Opened 9 years ago
Closed 9 years ago
#9473 closed Bugs (fixed)
make_u32regex() accepts illegal UTF-8
| Reported by: | Owned by: | John Maddock | |
|---|---|---|---|
| Milestone: | To Be Determined | Component: | regex | 
| Version: | Boost 1.54.0 | Severity: | Problem | 
| Keywords: | Cc: | 
Description
The attached example shows that make_u32regex() accepts two kinds of illegal UTF-8.
It accepts codepoints reserved for UTF-16 surrogate pairs encoded as 3-byte UTF-8 characters, e.g. "\xed\xa0\x80" representing U+D800.

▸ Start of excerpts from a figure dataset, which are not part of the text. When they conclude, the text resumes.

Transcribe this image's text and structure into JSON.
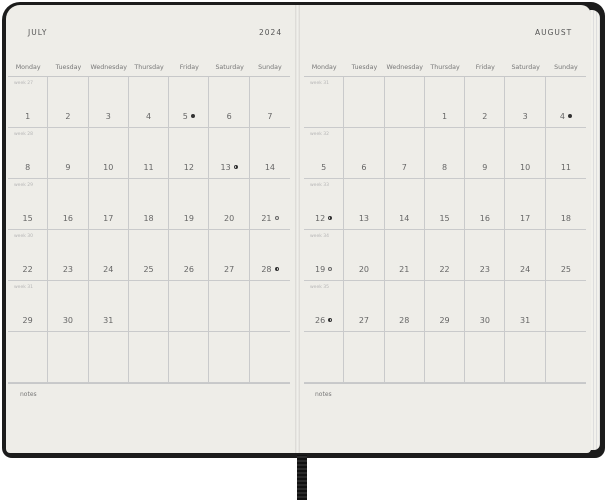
{
  "left_page": {
    "month": "JULY",
    "year": "2024",
    "notes_label": "notes",
    "weekdays": [
      "Monday",
      "Tuesday",
      "Wednesday",
      "Thursday",
      "Friday",
      "Saturday",
      "Sunday"
    ],
    "weeks": [
      {
        "label": "week 27",
        "days": [
          "1",
          "2",
          "3",
          "4",
          "5",
          "6",
          "7"
        ]
      },
      {
        "label": "week 28",
        "days": [
          "8",
          "9",
          "10",
          "11",
          "12",
          "13",
          "14"
        ]
      },
      {
        "label": "week 29",
        "days": [
          "15",
          "16",
          "17",
          "18",
          "19",
          "20",
          "21"
        ]
      },
      {
        "label": "week 30",
        "days": [
          "22",
          "23",
          "24",
          "25",
          "26",
          "27",
          "28"
        ]
      },
      {
        "label": "week 31",
        "days": [
          "29",
          "30",
          "31",
          "",
          "",
          "",
          ""
        ]
      },
      {
        "label": "",
        "days": [
          "",
          "",
          "",
          "",
          "",
          "",
          ""
        ]
      }
    ],
    "moon_phases": {
      "5": "new",
      "13": "first",
      "21": "full",
      "28": "last"
    }
  },
  "right_page": {
    "month": "AUGUST",
    "notes_label": "notes",
    "weekdays": [
      "Monday",
      "Tuesday",
      "Wednesday",
      "Thursday",
      "Friday",
      "Saturday",
      "Sunday"
    ],
    "weeks": [
      {
        "label": "week 31",
        "days": [
          "",
          "",
          "",
          "1",
          "2",
          "3",
          "4"
        ]
      },
      {
        "label": "week 32",
        "days": [
          "5",
          "6",
          "7",
          "8",
          "9",
          "10",
          "11"
        ]
      },
      {
        "label": "week 33",
        "days": [
          "12",
          "13",
          "14",
          "15",
          "16",
          "17",
          "18"
        ]
      },
      {
        "label": "week 34",
        "days": [
          "19",
          "20",
          "21",
          "22",
          "23",
          "24",
          "25"
        ]
      },
      {
        "label": "week 35",
        "days": [
          "26",
          "27",
          "28",
          "29",
          "30",
          "31",
          ""
        ]
      },
      {
        "label": "",
        "days": [
          "",
          "",
          "",
          "",
          "",
          "",
          ""
        ]
      }
    ],
    "moon_phases": {
      "4": "new",
      "12": "first",
      "19": "full",
      "26": "last"
    }
  },
  "colors": {
    "cover": "#1c1c1c",
    "paper": "#eeede8",
    "grid": "#c9cacb"
  }
}
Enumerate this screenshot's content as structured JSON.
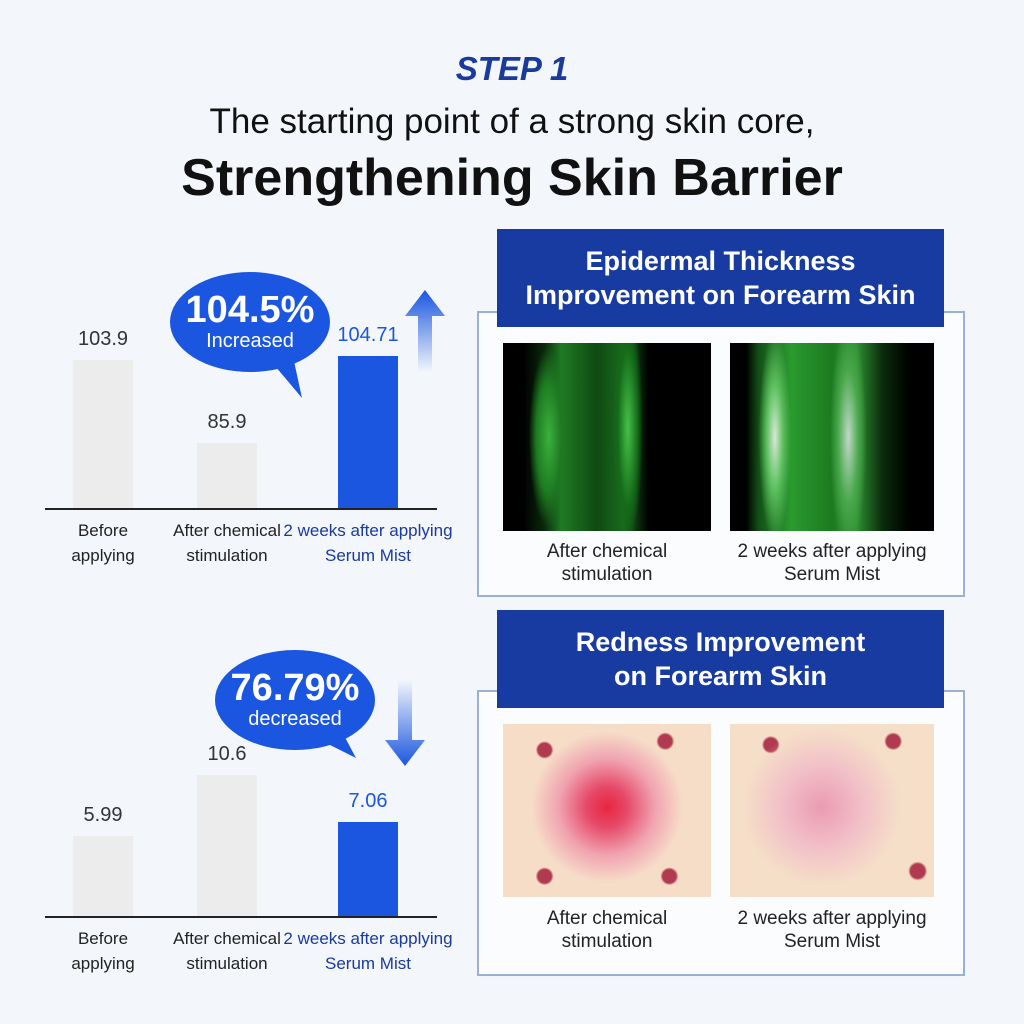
{
  "header": {
    "step": "STEP 1",
    "subtitle": "The starting point of a strong skin core,",
    "title": "Strengthening Skin Barrier"
  },
  "chart_data": [
    {
      "type": "bar",
      "categories": [
        "Before applying",
        "After chemical stimulation",
        "2 weeks after applying Serum Mist"
      ],
      "values": [
        103.9,
        85.9,
        104.71
      ],
      "colors": [
        "#ececec",
        "#ececec",
        "#1a56e0"
      ],
      "ylim": [
        72,
        115
      ],
      "callout": "104.5%",
      "callout_note": "Increased",
      "trend": "up"
    },
    {
      "type": "bar",
      "categories": [
        "Before applying",
        "After chemical stimulation",
        "2 weeks after applying Serum Mist"
      ],
      "values": [
        5.99,
        10.6,
        7.06
      ],
      "colors": [
        "#ececec",
        "#ececec",
        "#1a56e0"
      ],
      "ylim": [
        0,
        15
      ],
      "callout": "76.79%",
      "callout_note": "decreased",
      "trend": "down"
    }
  ],
  "panels": [
    {
      "title": "Epidermal Thickness Improvement on Forearm Skin",
      "captions": [
        "After chemical stimulation",
        "2 weeks after applying Serum Mist"
      ]
    },
    {
      "title": "Redness Improvement on Forearm Skin",
      "captions": [
        "After chemical stimulation",
        "2 weeks after applying Serum Mist"
      ]
    }
  ]
}
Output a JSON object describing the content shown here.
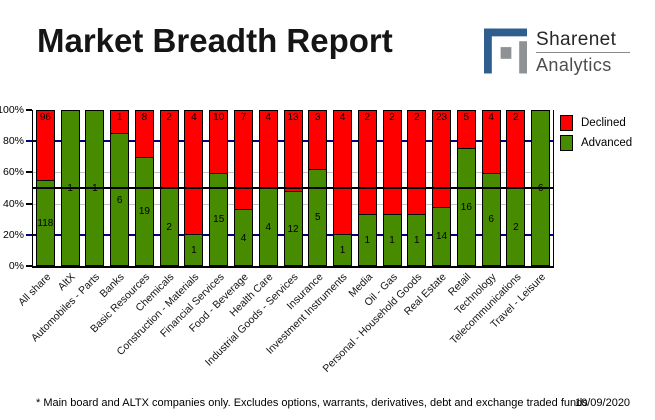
{
  "header": {
    "title": "Market Breadth Report",
    "logo": {
      "name": "Sharenet",
      "tagline": "Analytics",
      "colors": {
        "primary": "#2d5e8d",
        "secondary": "#8f9295"
      }
    }
  },
  "chart_data": {
    "type": "bar",
    "stacked": true,
    "orientation": "vertical",
    "title": "Market Breadth Report",
    "categories": [
      "All share",
      "AltX",
      "Automobiles - Parts",
      "Banks",
      "Basic Resources",
      "Chemicals",
      "Construction - Materials",
      "Financial Services",
      "Food - Beverage",
      "Health Care",
      "Industrial Goods - Services",
      "Insurance",
      "Investment Instruments",
      "Media",
      "Oil - Gas",
      "Personal - Household Goods",
      "Real Estate",
      "Retail",
      "Technology",
      "Telecommunications",
      "Travel - Leisure"
    ],
    "series": [
      {
        "name": "Declined",
        "color": "#ff0000",
        "values": [
          96,
          0,
          0,
          1,
          8,
          2,
          4,
          10,
          7,
          4,
          13,
          3,
          4,
          2,
          2,
          2,
          23,
          5,
          4,
          2,
          0
        ]
      },
      {
        "name": "Advanced",
        "color": "#478b00",
        "values": [
          118,
          1,
          1,
          6,
          19,
          2,
          1,
          15,
          4,
          4,
          12,
          5,
          1,
          1,
          1,
          1,
          14,
          16,
          6,
          2,
          6
        ]
      }
    ],
    "value_display": "percent_of_total_stacked_to_100",
    "bar_value_labels": true,
    "y_axis": {
      "min": 0,
      "max": 100,
      "unit": "%",
      "ticks": [
        {
          "label": "100%",
          "pct": 100
        },
        {
          "label": "80%",
          "pct": 80
        },
        {
          "label": "60%",
          "pct": 60
        },
        {
          "label": "40%",
          "pct": 40
        },
        {
          "label": "20%",
          "pct": 20
        },
        {
          "label": "0%",
          "pct": 0
        }
      ]
    },
    "gridlines": [
      {
        "pct": 80,
        "color": "#000080",
        "weight": 2
      },
      {
        "pct": 60,
        "color": "#c4c4c4",
        "weight": 1
      },
      {
        "pct": 40,
        "color": "#c4c4c4",
        "weight": 1
      },
      {
        "pct": 20,
        "color": "#000080",
        "weight": 2
      }
    ],
    "midline": {
      "pct": 50,
      "color": "#000000"
    },
    "legend": {
      "position": "right",
      "items": [
        {
          "label": "Declined",
          "color": "#ff0000"
        },
        {
          "label": "Advanced",
          "color": "#478b00"
        }
      ]
    }
  },
  "footer": {
    "note": "* Main board and ALTX companies only. Excludes options, warrants, derivatives, debt and exchange traded funds",
    "date": "10/09/2020"
  }
}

It accepts overlong UTF-8 encodings where the codepoint value has been extended to the left with additional zero bits, e.g. "\xc0\x80" representing U+0000 whereas its correct 1-byte encoding is "\x00".
Boost.Locale already contains code to protect against overlong encodings (see method width() in https://svn.boost.org/svn/boost/trunk/boost/locale/utf.hpp).
Attachments (1)
Change History (2)
by , 9 years ago
comment:1 by , 9 years ago
| Resolution: | → fixed | 
|---|---|
| Status: | new → closed | 


Fixed in Git develop.